Claims involving the "raising of capital" don’t fall within the scope of North Carolina’s unfair and deceptive practices statute. That was the basis for the dismissal of Chapter 75 claims yesterday in two cases, one decided by the North Carolina Court of Appeals and the other by the North Carolina Business Court.

In the Court of Appeals case, Carcano v. JBSS, LLC, the plaintiffs claimed they had invested money based on misrepresentations by the defendants that the funds were for an interest in an LLC. The LLC, however, had never been formed.

The appellate court affirmed the dismissal of an unfair and deceptive practices claim based on these allegations, holding:

the most egregious allegations made against defendants, and the crux of plaintiffs’ claims, is that defendants ‘marketed membership in a fictional LLC’ which involved ‘deception, lies, and misrepresentations.’ Even taken as true, these facts do not constitute unfair and deceptive practices so as to violate Chapter 75. The allegations merely assert that defendants asked plaintiffs to invest in a business arrangement. These are actions which are capital raising ventures among sophisticated business entrepreneurs.

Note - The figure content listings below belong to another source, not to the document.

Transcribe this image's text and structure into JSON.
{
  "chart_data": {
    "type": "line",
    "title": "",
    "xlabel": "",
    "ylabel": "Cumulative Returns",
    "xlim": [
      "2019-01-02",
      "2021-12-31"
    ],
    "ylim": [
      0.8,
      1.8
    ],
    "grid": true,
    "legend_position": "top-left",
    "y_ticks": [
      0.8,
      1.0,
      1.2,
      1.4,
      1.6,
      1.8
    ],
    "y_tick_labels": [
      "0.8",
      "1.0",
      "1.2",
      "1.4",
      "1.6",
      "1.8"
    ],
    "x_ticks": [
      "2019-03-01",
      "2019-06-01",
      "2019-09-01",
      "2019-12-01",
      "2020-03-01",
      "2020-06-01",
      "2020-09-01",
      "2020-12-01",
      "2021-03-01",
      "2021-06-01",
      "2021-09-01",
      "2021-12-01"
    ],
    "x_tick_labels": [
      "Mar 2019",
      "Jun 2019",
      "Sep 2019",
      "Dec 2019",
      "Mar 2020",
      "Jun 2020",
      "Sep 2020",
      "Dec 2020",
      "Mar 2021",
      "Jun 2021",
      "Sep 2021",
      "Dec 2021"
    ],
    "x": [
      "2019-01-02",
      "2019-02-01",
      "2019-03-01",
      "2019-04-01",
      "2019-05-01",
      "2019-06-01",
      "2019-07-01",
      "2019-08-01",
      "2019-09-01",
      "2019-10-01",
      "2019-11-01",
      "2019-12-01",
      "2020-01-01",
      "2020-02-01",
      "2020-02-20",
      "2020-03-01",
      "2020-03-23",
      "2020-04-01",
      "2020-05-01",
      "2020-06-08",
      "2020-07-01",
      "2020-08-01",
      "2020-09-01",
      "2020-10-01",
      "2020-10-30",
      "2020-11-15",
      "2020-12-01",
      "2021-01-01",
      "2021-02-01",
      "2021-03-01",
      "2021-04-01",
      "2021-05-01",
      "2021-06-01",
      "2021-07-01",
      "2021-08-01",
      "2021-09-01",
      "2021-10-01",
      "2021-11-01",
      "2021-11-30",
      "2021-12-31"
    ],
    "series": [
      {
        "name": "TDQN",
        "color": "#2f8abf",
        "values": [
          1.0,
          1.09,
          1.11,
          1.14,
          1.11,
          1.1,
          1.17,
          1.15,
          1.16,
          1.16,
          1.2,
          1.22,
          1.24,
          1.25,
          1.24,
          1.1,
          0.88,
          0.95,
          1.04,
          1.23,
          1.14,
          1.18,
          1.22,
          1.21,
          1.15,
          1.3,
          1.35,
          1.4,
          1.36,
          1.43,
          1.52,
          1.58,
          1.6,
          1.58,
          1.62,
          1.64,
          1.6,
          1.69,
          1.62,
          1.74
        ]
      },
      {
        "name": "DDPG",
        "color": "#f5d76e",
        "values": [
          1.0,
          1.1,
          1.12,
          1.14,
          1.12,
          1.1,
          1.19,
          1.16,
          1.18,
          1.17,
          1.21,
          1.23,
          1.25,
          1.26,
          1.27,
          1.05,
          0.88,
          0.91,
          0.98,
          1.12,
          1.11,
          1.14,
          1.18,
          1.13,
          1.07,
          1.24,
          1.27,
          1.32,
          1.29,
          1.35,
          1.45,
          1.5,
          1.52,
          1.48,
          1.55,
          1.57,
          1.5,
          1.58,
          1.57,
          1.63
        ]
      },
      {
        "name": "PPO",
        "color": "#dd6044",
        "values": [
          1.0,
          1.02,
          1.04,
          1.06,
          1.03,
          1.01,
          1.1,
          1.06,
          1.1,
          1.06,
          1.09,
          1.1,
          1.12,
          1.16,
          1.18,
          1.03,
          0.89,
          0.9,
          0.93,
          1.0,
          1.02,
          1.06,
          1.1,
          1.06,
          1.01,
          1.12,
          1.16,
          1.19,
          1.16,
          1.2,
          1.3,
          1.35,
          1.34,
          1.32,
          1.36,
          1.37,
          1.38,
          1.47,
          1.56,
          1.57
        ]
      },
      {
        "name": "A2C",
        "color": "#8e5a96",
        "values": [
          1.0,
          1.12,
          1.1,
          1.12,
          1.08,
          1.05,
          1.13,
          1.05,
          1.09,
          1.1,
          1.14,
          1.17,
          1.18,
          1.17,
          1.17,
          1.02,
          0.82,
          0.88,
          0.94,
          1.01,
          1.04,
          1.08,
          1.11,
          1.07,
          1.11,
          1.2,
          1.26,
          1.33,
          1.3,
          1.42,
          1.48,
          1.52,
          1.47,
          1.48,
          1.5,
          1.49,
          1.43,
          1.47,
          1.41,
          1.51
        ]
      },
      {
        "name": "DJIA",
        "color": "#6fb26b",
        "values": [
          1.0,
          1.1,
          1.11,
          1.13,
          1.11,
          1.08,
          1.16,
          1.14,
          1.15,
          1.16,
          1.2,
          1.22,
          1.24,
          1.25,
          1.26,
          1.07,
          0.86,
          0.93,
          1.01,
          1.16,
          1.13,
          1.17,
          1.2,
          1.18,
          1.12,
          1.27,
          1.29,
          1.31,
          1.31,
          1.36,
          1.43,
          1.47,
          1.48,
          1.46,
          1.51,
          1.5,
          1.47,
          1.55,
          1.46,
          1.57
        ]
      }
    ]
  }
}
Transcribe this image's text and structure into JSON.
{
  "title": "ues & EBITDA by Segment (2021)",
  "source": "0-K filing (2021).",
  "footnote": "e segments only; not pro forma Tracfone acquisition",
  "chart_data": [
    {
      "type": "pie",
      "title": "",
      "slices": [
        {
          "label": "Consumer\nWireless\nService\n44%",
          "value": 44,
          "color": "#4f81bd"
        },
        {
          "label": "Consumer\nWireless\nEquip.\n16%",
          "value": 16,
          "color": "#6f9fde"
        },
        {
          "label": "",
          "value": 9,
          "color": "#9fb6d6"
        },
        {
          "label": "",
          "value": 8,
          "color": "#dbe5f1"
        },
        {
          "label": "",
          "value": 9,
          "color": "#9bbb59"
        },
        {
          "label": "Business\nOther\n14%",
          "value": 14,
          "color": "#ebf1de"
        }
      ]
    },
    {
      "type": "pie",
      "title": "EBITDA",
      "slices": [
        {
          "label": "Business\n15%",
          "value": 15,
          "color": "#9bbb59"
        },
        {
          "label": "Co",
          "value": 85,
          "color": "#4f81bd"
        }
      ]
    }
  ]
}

The Business Court case, decided the same day, is Charlotte-Mecklenburg Hospital Authority v. Wachovia BankThe Hospital alleges that Wachovia mishandled millions of dollars of its funds. The Hospital asserted an unfair and deceptive practices claim, and argued that this wasn’t an exempted securities transaction because it was really a claim involving "investment advice."

Judge Tennille dismissed the Chapter 75 claim, rejecting the Hospital’s characterization and finding the claim to involve a securities transaction beyond the scope of the statute. He held that "given the ‘raising capital’ nature of this relationship, the Court finds that any wrongdoing by Wachovia in its administration of the securities lending program clearly falls within the purview of the securities transactions exception."